An Iraqi woman and her sisters look on as U.S. Army Sgt. John Guerra, 21,  stands guard outside their home  during a search  in the Shaab neighborhood in Baghdad, Iraq, on Thursday. 
 (Associated Press / The Spokesman-Review)
Ernesto Londono Washington Post

BAGHDAD, Iraq – The leader of the Sunni insurgent group al-Qaida in Iraq, who is known by the alias Abu Ayyub al-Masri, was injured in a clash with Iraqi police Thursday night, a spokesman for the Iraqi Interior Ministry said.

One of al-Masri’s deputies, Abu Abdullah al-Mujamie, was killed in the gunfight, which occurred at approximately 11 p.m. near Samarra, ministry spokesman Abdul Kareem al-Kinany said.

U.S. officials have said that al-Masri took over the leadership of the insurgent group following the death of Abu Musab al-Zarqawi, who was killed by U.S. forces in a June 2006 airstrike. In December, Iraqi officials said security forces had killed another aide to al-Masri, whom officials describe as a longtime associate of Osama bin Laden’s deputy, Ayman al-Zawahiri.

A senior al-Qaida in Iraq leader, Abu Amar al-Dulaimi, confirmed the death of al-Mujamie, whom he described as al-Masri’s “personal escort,” but questioned whether al-Masri was even in the area. “We don’t know if (Masri) was with him or not, or if he was wounded or not,” al-Dulaimi said Thursday night in a phone interview.

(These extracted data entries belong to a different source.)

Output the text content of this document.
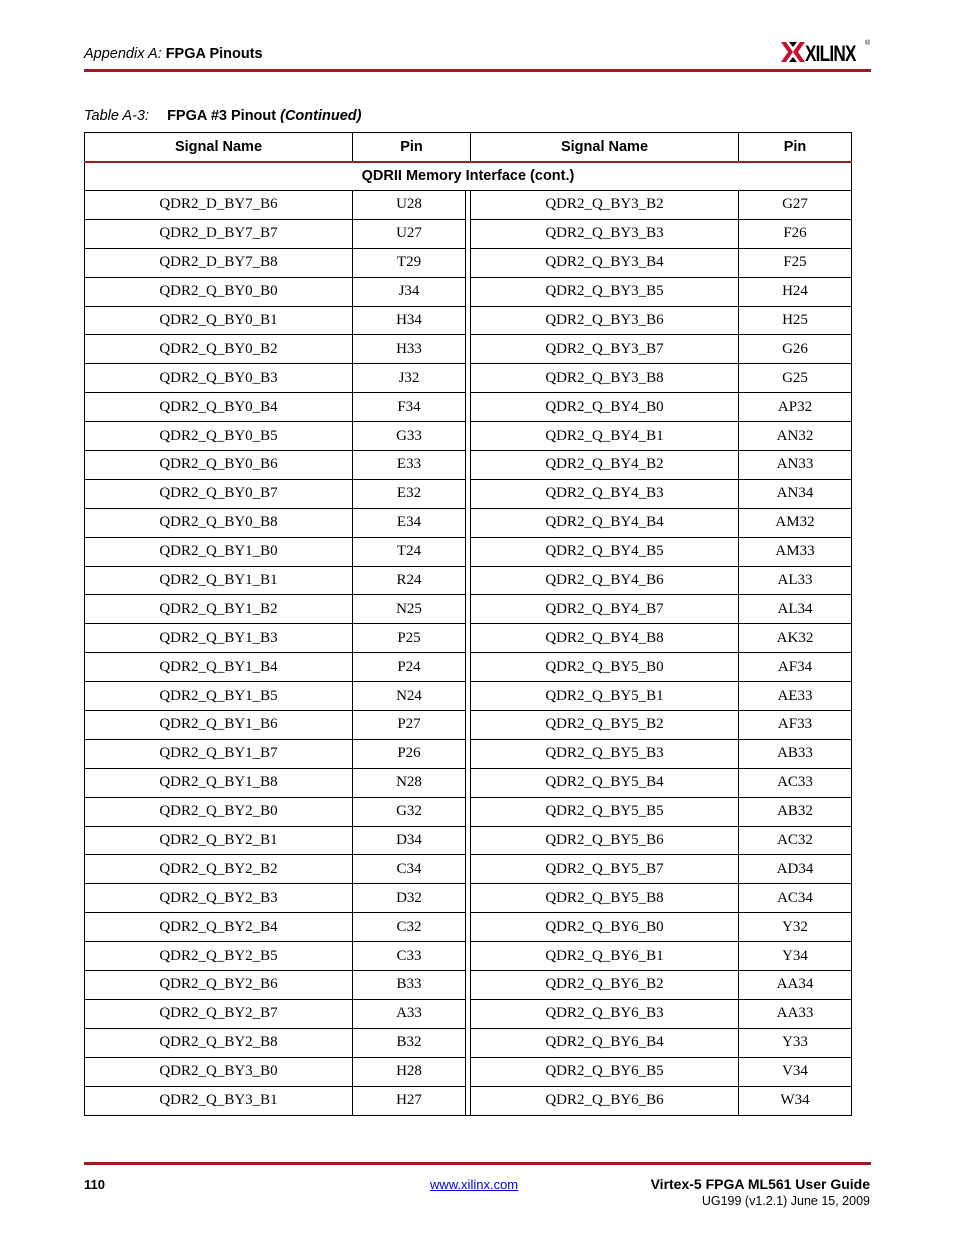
Appendix A: FPGA Pinouts	XILINX ®
Table A-3: FPGA #3 Pinout (Continued)
Signal Name	Pin		Signal Name	Pin
QDRII Memory Interface (cont.)				
QDR2_D_BY7_B6	U28		QDR2_Q_BY3_B2	G27
QDR2_D_BY7_B7	U27		QDR2_Q_BY3_B3	F26
QDR2_D_BY7_B8	T29		QDR2_Q_BY3_B4	F25
QDR2_Q_BY0_B0	J34		QDR2_Q_BY3_B5	H24
QDR2_Q_BY0_B1	H34		QDR2_Q_BY3_B6	H25
QDR2_Q_BY0_B2	H33		QDR2_Q_BY3_B7	G26
QDR2_Q_BY0_B3	J32		QDR2_Q_BY3_B8	G25
QDR2_Q_BY0_B4	F34		QDR2_Q_BY4_B0	AP32
QDR2_Q_BY0_B5	G33		QDR2_Q_BY4_B1	AN32
QDR2_Q_BY0_B6	E33		QDR2_Q_BY4_B2	AN33
QDR2_Q_BY0_B7	E32		QDR2_Q_BY4_B3	AN34
QDR2_Q_BY0_B8	E34		QDR2_Q_BY4_B4	AM32
QDR2_Q_BY1_B0	T24		QDR2_Q_BY4_B5	AM33
QDR2_Q_BY1_B1	R24		QDR2_Q_BY4_B6	AL33
QDR2_Q_BY1_B2	N25		QDR2_Q_BY4_B7	AL34
QDR2_Q_BY1_B3	P25		QDR2_Q_BY4_B8	AK32
QDR2_Q_BY1_B4	P24		QDR2_Q_BY5_B0	AF34
QDR2_Q_BY1_B5	N24		QDR2_Q_BY5_B1	AE33
QDR2_Q_BY1_B6	P27		QDR2_Q_BY5_B2	AF33
QDR2_Q_BY1_B7	P26		QDR2_Q_BY5_B3	AB33
QDR2_Q_BY1_B8	N28		QDR2_Q_BY5_B4	AC33
QDR2_Q_BY2_B0	G32		QDR2_Q_BY5_B5	AB32
QDR2_Q_BY2_B1	D34		QDR2_Q_BY5_B6	AC32
QDR2_Q_BY2_B2	C34		QDR2_Q_BY5_B7	AD34
QDR2_Q_BY2_B3	D32		QDR2_Q_BY5_B8	AC34
QDR2_Q_BY2_B4	C32		QDR2_Q_BY6_B0	Y32
QDR2_Q_BY2_B5	C33		QDR2_Q_BY6_B1	Y34
QDR2_Q_BY2_B6	B33		QDR2_Q_BY6_B2	AA34
QDR2_Q_BY2_B7	A33		QDR2_Q_BY6_B3	AA33
QDR2_Q_BY2_B8	B32		QDR2_Q_BY6_B4	Y33
QDR2_Q_BY3_B0	H28		QDR2_Q_BY6_B5	V34
QDR2_Q_BY3_B1	H27		QDR2_Q_BY6_B6	W34
110	www.xilinx.com	Virtex-5 FPGA ML561 User Guide
UG199 (v1.2.1) June 15, 2009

Al-Kinany, the ministry spokesman, said Iraqi forces conducted the operation “without U.S. intervention,” but al-Dulaimi said people in the area reported seeing helicopters and fighter planes roaming the sky afterward, a possible indication of a U.S. role in the clash.

Questions about al-Sadr

Also Thursday, Iraqi President Jalal Talabani said anti-American Shiite cleric Moqtada al-Sadr has ordered his top deputies to leave Iraq in order to ease the implementation of the Baghdad security plan, which U.S. and Iraqi forces began to roll out this week.

Al-Sadr, the leader of the powerful Mahdi Army militia, recently went to Iran, according to U.S. officials.

During a news conference Thursday night, Talabani said al-Sadr told government officials that he is “eager for the stability of the state and the success of the security plan. He gave the government the green light to detain any outlaws.”

In Washington on Thursday, Defense Secretary Robert Gates said he believes al-Sadr’s followers are concerned about the new operation to secure Baghdad and suggested that al-Sadr and his militia will “go to ground” over the coming months. “And the question is, during that space … can we and the Iraqis provide enough security so that economic development, improvements in governance, political reconciliation can all begin to make real progress in Iraq?” Gates said.

Gates said it was “an assumption” that al-Sadr has gone to Iran. “I haven’t seen any factual proof of it at this point, but that’s what people – that’s what I hear people think,” Gates said.

In recent days some of al-Sadr’s aides in Iraq have denied that Sadr has left the country.